One way of keeping these mechanisms of oppression in place is through violence. Latin America boasts the dishonourable title of most violent region in the world. Of the total homicides reported all over the planet, 34% took place in Latin America, even though the region only concentrates 9% or the world’s population.Footnote 12 While globally the homicide rate is 6.1 per 100,000 people, in Central America it is 25.9 and in South America, 24.2, according to the UN.Footnote 13 In Brazil, 77% of homicide victims are black people, and, black people represent 56% of total population. Thus, the likelihood of a black person being murdered is 2.5 times higher than that of a white person.Footnote 14 In Latin America, on average, four indigenous people are murdered every month, just for defending their rights.Footnote 15

Patriarchy as a Mechanism of Oppression

In Latin America and the Caribbean, gender inequality is a structural part of societies and of the dominant development style based on patriarchy. In a patriarchal society, a man enjoys privileged status and social, economic, and political power, while a woman and other individuals not conforming to the norm are relegated to submission and invisibility. In other words, a man has better opportunities and benefits in society, while women and marginalized groups do not enjoy the same rights.

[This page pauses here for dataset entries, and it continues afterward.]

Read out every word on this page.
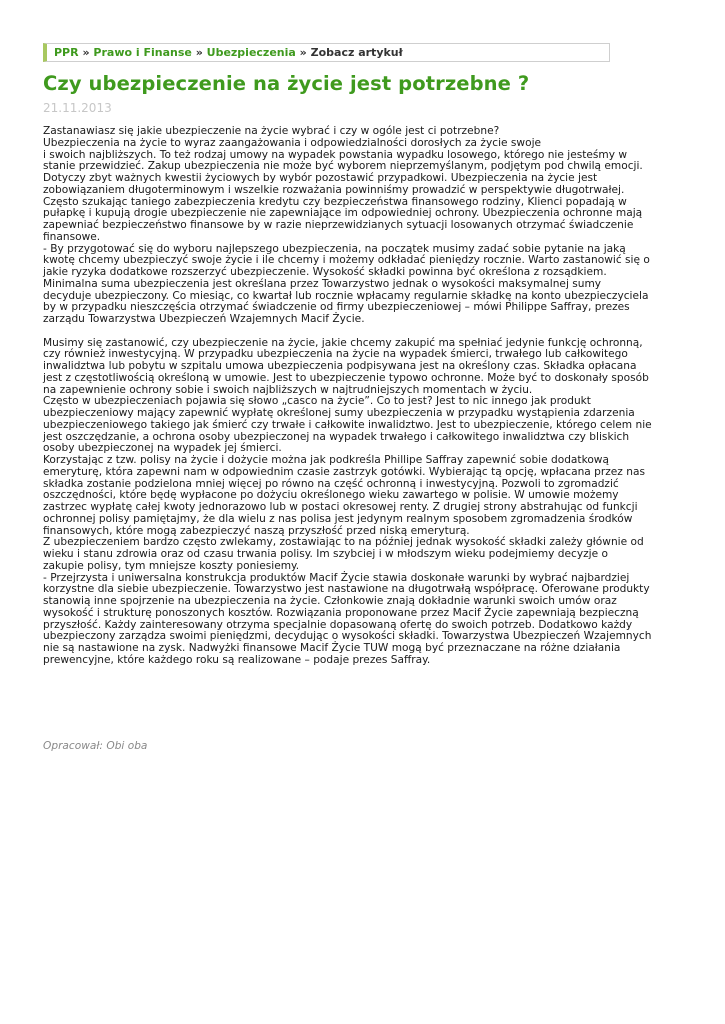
PPR » Prawo i Finanse » Ubezpieczenia » Zobacz artykuł
Czy ubezpieczenie na życie jest potrzebne ?
21.11.2013
Zastanawiasz się jakie ubezpieczenie na życie wybrać i czy w ogóle jest ci potrzebne?
Ubezpieczenia na życie to wyraz zaangażowania i odpowiedzialności dorosłych za życie swoje
i swoich najbliższych. To też rodzaj umowy na wypadek powstania wypadku losowego, którego nie jesteśmy w
stanie przewidzieć. Zakup ubezpieczenia nie może być wyborem nieprzemyślanym, podjętym pod chwilą emocji.
Dotyczy zbyt ważnych kwestii życiowych by wybór pozostawić przypadkowi. Ubezpieczenia na życie jest
zobowiązaniem długoterminowym i wszelkie rozważania powinniśmy prowadzić w perspektywie długotrwałej.
Często szukając taniego zabezpieczenia kredytu czy bezpieczeństwa finansowego rodziny, Klienci popadają w
pułapkę i kupują drogie ubezpieczenie nie zapewniające im odpowiedniej ochrony. Ubezpieczenia ochronne mają
zapewniać bezpieczeństwo finansowe by w razie nieprzewidzianych sytuacji losowanych otrzymać świadczenie
finansowe.
- By przygotować się do wyboru najlepszego ubezpieczenia, na początek musimy zadać sobie pytanie na jaką
kwotę chcemy ubezpieczyć swoje życie i ile chcemy i możemy odkładać pieniędzy rocznie. Warto zastanowić się o
jakie ryzyka dodatkowe rozszerzyć ubezpieczenie. Wysokość składki powinna być określona z rozsądkiem.
Minimalna suma ubezpieczenia jest określana przez Towarzystwo jednak o wysokości maksymalnej sumy
decyduje ubezpieczony. Co miesiąc, co kwartał lub rocznie wpłacamy regularnie składkę na konto ubezpieczyciela
by w przypadku nieszczęścia otrzymać świadczenie od firmy ubezpieczeniowej – mówi Philippe Saffray, prezes
zarządu Towarzystwa Ubezpieczeń Wzajemnych Macif Życie.
Musimy się zastanowić, czy ubezpieczenie na życie, jakie chcemy zakupić ma spełniać jedynie funkcję ochronną,
czy również inwestycyjną. W przypadku ubezpieczenia na życie na wypadek śmierci, trwałego lub całkowitego
inwalidztwa lub pobytu w szpitalu umowa ubezpieczenia podpisywana jest na określony czas. Składka opłacana
jest z częstotliwością określoną w umowie. Jest to ubezpieczenie typowo ochronne. Może być to doskonały sposób
na zapewnienie ochrony sobie i swoich najbliższych w najtrudniejszych momentach w życiu.
Często w ubezpieczeniach pojawia się słowo „casco na życie”. Co to jest? Jest to nic innego jak produkt
ubezpieczeniowy mający zapewnić wypłatę określonej sumy ubezpieczenia w przypadku wystąpienia zdarzenia
ubezpieczeniowego takiego jak śmierć czy trwałe i całkowite inwalidztwo. Jest to ubezpieczenie, którego celem nie
jest oszczędzanie, a ochrona osoby ubezpieczonej na wypadek trwałego i całkowitego inwalidztwa czy bliskich
osoby ubezpieczonej na wypadek jej śmierci.
Korzystając z tzw. polisy na życie i dożycie można jak podkreśla Phillipe Saffray zapewnić sobie dodatkową
emeryturę, która zapewni nam w odpowiednim czasie zastrzyk gotówki. Wybierając tą opcję, wpłacana przez nas
składka zostanie podzielona mniej więcej po równo na część ochronną i inwestycyjną. Pozwoli to zgromadzić
oszczędności, które będę wypłacone po dożyciu określonego wieku zawartego w polisie. W umowie możemy
zastrzec wypłatę całej kwoty jednorazowo lub w postaci okresowej renty. Z drugiej strony abstrahując od funkcji
ochronnej polisy pamiętajmy, że dla wielu z nas polisa jest jedynym realnym sposobem zgromadzenia środków
finansowych, które mogą zabezpieczyć naszą przyszłość przed niską emeryturą.
Z ubezpieczeniem bardzo często zwlekamy, zostawiając to na później jednak wysokość składki zależy głównie od
wieku i stanu zdrowia oraz od czasu trwania polisy. Im szybciej i w młodszym wieku podejmiemy decyzje o
zakupie polisy, tym mniejsze koszty poniesiemy.
- Przejrzysta i uniwersalna konstrukcja produktów Macif Życie stawia doskonałe warunki by wybrać najbardziej
korzystne dla siebie ubezpieczenie. Towarzystwo jest nastawione na długotrwałą współpracę. Oferowane produkty
stanowią inne spojrzenie na ubezpieczenia na życie. Członkowie znają dokładnie warunki swoich umów oraz
wysokość i strukturę ponoszonych kosztów. Rozwiązania proponowane przez Macif Życie zapewniają bezpieczną
przyszłość. Każdy zainteresowany otrzyma specjalnie dopasowaną ofertę do swoich potrzeb. Dodatkowo każdy
ubezpieczony zarządza swoimi pieniędzmi, decydując o wysokości składki. Towarzystwa Ubezpieczeń Wzajemnych
nie są nastawione na zysk. Nadwyżki finansowe Macif Życie TUW mogą być przeznaczane na różne działania
prewencyjne, które każdego roku są realizowane – podaje prezes Saffray.
Opracował: Obi oba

For Latin American and Caribbean it is much harder for women to join the labour market than for men. Only half of working-age women are in the labour market, against three quarters of men. Most of these women work in the informal economy, with little or no social protection, and earn low wages. They are over-represented in poverty and are also met with difficulties in exercising their sexual and reproductive rights. Besides that, the region’s women also spend, on average, three times more time than men on unpaid care activities and on domestic labour, which hinders access to opportunities. They can hardly be seen in spaces of power. For example, women are less than 30% of all parliamentarians in the region, yet account for more than half of the population.

Gender inequalities are intensified when they interact with other structural inequalities such as those driven by race, ethnicity, and social class, leading to multiple discrimination experiences in women’s everyday lives. In the social and historical making of Latin America’s countries, patriarchy and racism work as one of the cornerstones of capitalist development, within which particular forms of oppression and exploitation take shape.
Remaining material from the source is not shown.